Half right. In fact, natural justice does apply, albeit within the constraints of adjudication’s statutory framework – after all, a process that is obviously unfair will not attract many supporters.
I commend Jennie on her robust assertion that natural justice has no application to adjudication. But there are flaws in her argument.

Natural justice is a fluid concept. As Lord Justice Ormrod said in Norwest Holst vs Department of Trade: “The ordinary principles of natural justice must be kept flexible and must be adapted to the circumstances prevailing in any particular case.” Therefore, depending on the context, natural justice may be rigorously applied or diluted to the point where the only requirement may be to act without bias. That requirement is embodied in the duty on the adjudicator to act impartially.

What about the right of the parties to have an opportunity of being heard and to deal with prejudicial material? I do not believe that the act takes these rights away by giving the adjudicator the power to act inquisitorially. The case of Rydon Homes Ltd vs Secretary of State for the Environment and Sevenoaks District Council (1995 70 P&CR 657) is helpful on this point. Rydon appealed a council decision to turn down its planning application for 16 homes. The appeal was heard informally by an inspector. He had the power to act inquisitorially, but the court held that he was obliged to apply natural justice.

Let us examine the example that Jennie has given. The adjudicator uncovers a vital piece of evidence on day 27. Jennie argues that it would be unfair if it were not used. My view is that natural justice would require that the adjudicator seek an extension from the referring party, or from both parties if both agree. If the party prejudiced by the new evidence was the referring party, it would, of course, be in its interest to give an extension. On the other hand, if the evidence were detrimental to the other party (and in the absence of an agreement to extend the adjudication), the adjudicator will need to consider the feasibility of a quick response from the other party or giving less weight to that evidence. The point is that the adjudicator must try these options.
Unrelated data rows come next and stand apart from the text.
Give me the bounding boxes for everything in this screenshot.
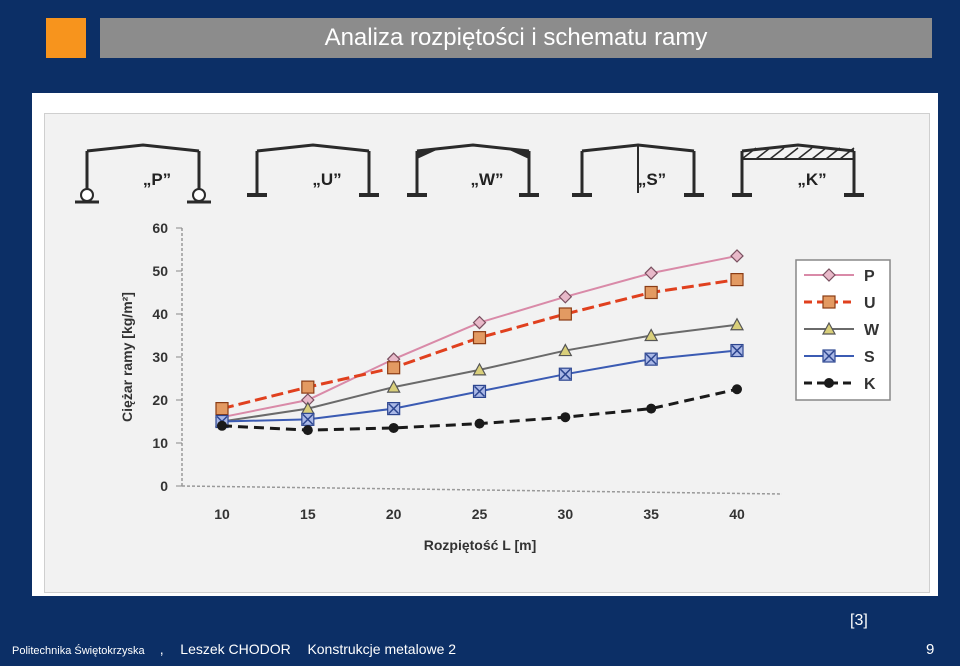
data-point-k — [646, 403, 657, 414]
data-point-w — [386, 379, 401, 393]
legend-marker-p — [822, 268, 836, 282]
data-point-u — [215, 402, 229, 416]
data-point-k — [732, 384, 742, 395]
frame-label-w: „W” — [470, 170, 503, 189]
data-point-s — [472, 384, 487, 398]
data-point-u — [472, 331, 487, 345]
data-point-p — [644, 266, 659, 280]
data-point-w — [729, 317, 745, 331]
data-point-s — [387, 402, 401, 416]
legend-marker-k — [824, 378, 834, 388]
frame-label-u: „U” — [312, 170, 341, 189]
data-point-k — [560, 412, 571, 423]
frame-label-k: „K” — [797, 170, 826, 189]
series-s — [215, 343, 744, 429]
data-point-k — [302, 425, 313, 436]
x-tick-label: 35 — [643, 506, 659, 522]
y-tick-label: 30 — [152, 349, 168, 365]
data-point-s — [301, 412, 315, 426]
legend-label-k: K — [864, 376, 876, 393]
legend-marker-w — [821, 321, 837, 335]
y-tick-label: 20 — [152, 392, 168, 408]
x-tick-label: 40 — [729, 506, 745, 522]
series-u — [215, 273, 744, 416]
data-point-k — [217, 420, 227, 431]
frame-schematic-s: „S” — [572, 143, 704, 197]
x-tick-label: 15 — [300, 506, 316, 522]
page-number: 9 — [926, 641, 935, 658]
y-tick-label: 40 — [152, 306, 168, 322]
series-k — [217, 384, 742, 436]
data-point-k — [474, 418, 485, 429]
frame-label-p: „P” — [143, 170, 171, 189]
footer: Politechnika Świętokrzyska , Leszek CHOD… — [12, 641, 456, 659]
legend-label-p: P — [864, 268, 875, 285]
title-bar: Analiza rozpiętości i schematu ramy — [100, 18, 932, 58]
data-point-u — [644, 285, 658, 300]
x-axis — [181, 485, 783, 495]
figure-frame — [44, 113, 930, 593]
chart-axes: 0 10 20 30 40 50 60 10 15 20 25 30 35 40 Rozpiętość L … — [119, 220, 783, 553]
data-point-w — [644, 328, 659, 342]
slide-title: Analiza rozpiętości i schematu ramy — [324, 24, 708, 51]
data-point-s — [730, 343, 744, 358]
x-tick-label: 20 — [386, 506, 402, 522]
y-tick-label: 10 — [152, 435, 168, 451]
footer-institution: Politechnika Świętokrzyska — [12, 645, 145, 657]
x-tick-label: 10 — [214, 506, 230, 522]
data-point-u — [558, 307, 572, 321]
data-point-k — [388, 422, 399, 433]
series-p — [215, 249, 744, 425]
x-tick-label: 30 — [558, 506, 574, 522]
data-point-w — [472, 362, 487, 376]
data-point-p — [730, 249, 744, 263]
legend-marker-s — [822, 349, 836, 363]
y-axis-label: Ciężar ramy [kg/m²] — [119, 292, 135, 422]
figure-image: „P” „U” „W” „S” „K” 0 10 20 30 40 50 60 10 15 20 25 30 35… — [32, 93, 938, 596]
frame-schematic-w: „W” — [407, 143, 539, 197]
legend-label-w: W — [864, 322, 880, 339]
footer-separator: , — [159, 641, 164, 657]
data-point-s — [644, 352, 658, 366]
x-tick-label: 25 — [472, 506, 488, 522]
footer-author: Leszek CHODOR — [180, 641, 291, 657]
y-tick-label: 60 — [152, 220, 168, 236]
frame-label-s: „S” — [638, 170, 666, 189]
data-point-u — [387, 361, 401, 375]
frame-schematic-k: „K” — [732, 143, 864, 197]
footer-course: Konstrukcje metalowe 2 — [307, 641, 457, 657]
data-point-w — [558, 343, 573, 357]
data-point-s — [558, 367, 572, 381]
frame-schematic-u: „U” — [247, 143, 379, 197]
data-point-p — [558, 289, 573, 304]
y-tick-label: 50 — [152, 263, 168, 279]
accent-square — [46, 18, 86, 58]
legend-label-u: U — [864, 295, 876, 312]
reference-label: [3] — [850, 612, 868, 629]
data-point-u — [730, 273, 744, 287]
legend-label-s: S — [864, 349, 875, 366]
y-tick-label: 0 — [160, 478, 168, 494]
chart: „P” „U” „W” „S” „K” 0 10 20 30 40 50 60 10 15 20 25 30 35… — [75, 143, 891, 553]
frame-schematic-p: „P” — [75, 143, 211, 204]
x-axis-label: Rozpiętość L [m] — [424, 537, 537, 553]
data-point-u — [301, 380, 315, 394]
legend-marker-u — [822, 295, 836, 309]
data-point-p — [472, 315, 487, 330]
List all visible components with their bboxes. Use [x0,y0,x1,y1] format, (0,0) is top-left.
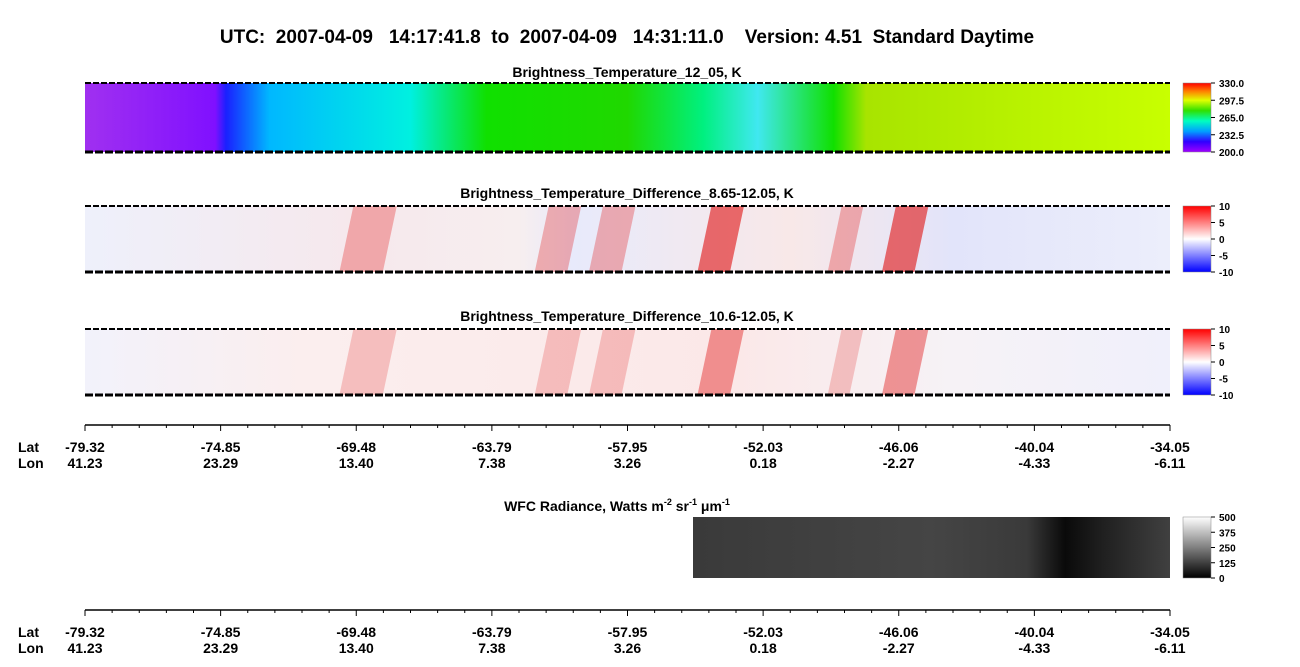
lat-value: -40.04 [1015,439,1055,455]
colorbar-label: 250 [1219,544,1236,555]
streak [827,206,864,272]
lon-value: 7.38 [478,455,505,471]
title-part: sr [672,498,690,514]
colorbar-label: 5 [1219,342,1225,353]
lat-value: -57.95 [608,624,648,640]
lat-value: -40.04 [1015,624,1055,640]
streak [534,206,582,272]
image [85,329,1170,395]
lat-value: -52.03 [743,439,783,455]
colorbar-label: 0 [1219,235,1225,246]
lon-label: Lon [18,640,44,656]
streak [881,206,929,272]
colorbar [1182,516,1212,579]
lat-value: -69.48 [336,439,376,455]
lon-label: Lon [18,455,44,471]
lon-value: -4.33 [1018,455,1050,471]
lat-value: -69.48 [336,624,376,640]
lon-value: -6.11 [1154,640,1185,656]
panel-title: Brightness_Temperature_Difference_8.65-1… [460,185,794,201]
superscript: -1 [689,497,697,507]
colorbar-label: -5 [1219,375,1228,386]
colorbar-label: -10 [1219,391,1234,402]
colorbar [1182,328,1212,396]
lon-value: 0.18 [750,640,777,656]
lon-value: 23.29 [203,455,238,471]
superscript: -2 [664,497,672,507]
colorbar-label: 375 [1219,528,1236,539]
streak [588,329,636,395]
lon-value: 41.23 [67,640,102,656]
lat-label: Lat [18,624,39,640]
colorbar-label: 0 [1219,358,1225,369]
lat-value: -46.06 [879,439,919,455]
lon-value: 13.40 [339,455,374,471]
superscript: -1 [722,497,730,507]
lon-value: -2.27 [883,640,915,656]
lon-value: 0.18 [750,455,777,471]
streak [339,329,397,395]
lon-value: -6.11 [1154,455,1185,471]
colorbar-label: -5 [1219,252,1228,263]
colorbar-label: 10 [1219,202,1231,213]
streak [697,206,744,272]
lon-value: -2.27 [883,455,915,471]
image [85,83,1170,152]
lon-value: 23.29 [203,640,238,656]
lat-value: -57.95 [608,439,648,455]
colorbar-label: 500 [1219,513,1236,524]
colorbar [1182,205,1212,273]
colorbar-label: 330.0 [1219,79,1244,90]
colorbar-label: 200.0 [1219,148,1244,159]
streak [588,206,636,272]
lon-value: 3.26 [614,455,641,471]
lat-value: -34.05 [1150,624,1190,640]
colorbar-label: 125 [1219,559,1236,570]
panel-title: Brightness_Temperature_Difference_10.6-1… [460,308,794,324]
lat-value: -34.05 [1150,439,1190,455]
colorbar-label: 10 [1219,325,1231,336]
lon-value: 13.40 [339,640,374,656]
streak [534,329,582,395]
image [693,517,1170,578]
streak [697,329,744,395]
lat-value: -74.85 [201,624,241,640]
streak [827,329,864,395]
colorbar-label: 5 [1219,219,1225,230]
streak [881,329,929,395]
colorbar-label: 0 [1219,574,1225,585]
colorbar-label: 232.5 [1219,131,1244,142]
panel-title: Brightness_Temperature_12_05, K [512,64,741,80]
lat-value: -63.79 [472,624,512,640]
colorbar-label: -10 [1219,268,1234,279]
lat-label: Lat [18,439,39,455]
lon-value: 41.23 [67,455,102,471]
title-part: WFC Radiance, Watts m [504,498,664,514]
page-title: UTC: 2007-04-09 14:17:41.8 to 2007-04-09… [220,27,1034,48]
lon-value: -4.33 [1018,640,1050,656]
panel-title: WFC Radiance, Watts m-2 sr-1 μm-1 [504,497,730,514]
lat-value: -74.85 [201,439,241,455]
lat-value: -63.79 [472,439,512,455]
colorbar-label: 297.5 [1219,96,1244,107]
lat-value: -46.06 [879,624,919,640]
lat-value: -79.32 [65,439,105,455]
lon-value: 7.38 [478,640,505,656]
lat-value: -79.32 [65,624,105,640]
image [85,206,1170,272]
colorbar-label: 265.0 [1219,114,1244,125]
title-part: μm [697,498,722,514]
streak [339,206,397,272]
lat-value: -52.03 [743,624,783,640]
lon-value: 3.26 [614,640,641,656]
colorbar [1182,82,1212,153]
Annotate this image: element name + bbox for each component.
Natural justice does not require the adjudicator to allow the parties the right to respond to every document. The constraints imposed by the legislation prevent that, and rightly so. It is sufficient that, within those constraints, adequate opportunity is given to the parties to present and rebut evidence.

Judge Dyson in Macob was not laying down a general principle that adjudicators could ignore natural justice. He was simply quashing the argument that a decision could be invalid at the outset. The legislature’s intention was that adjudicators’ decisions should be of immediate binding effect.

Like Jennie, I want adjudication to succeed, but this can only happen if everyone feels they have had a fair crack of the whip.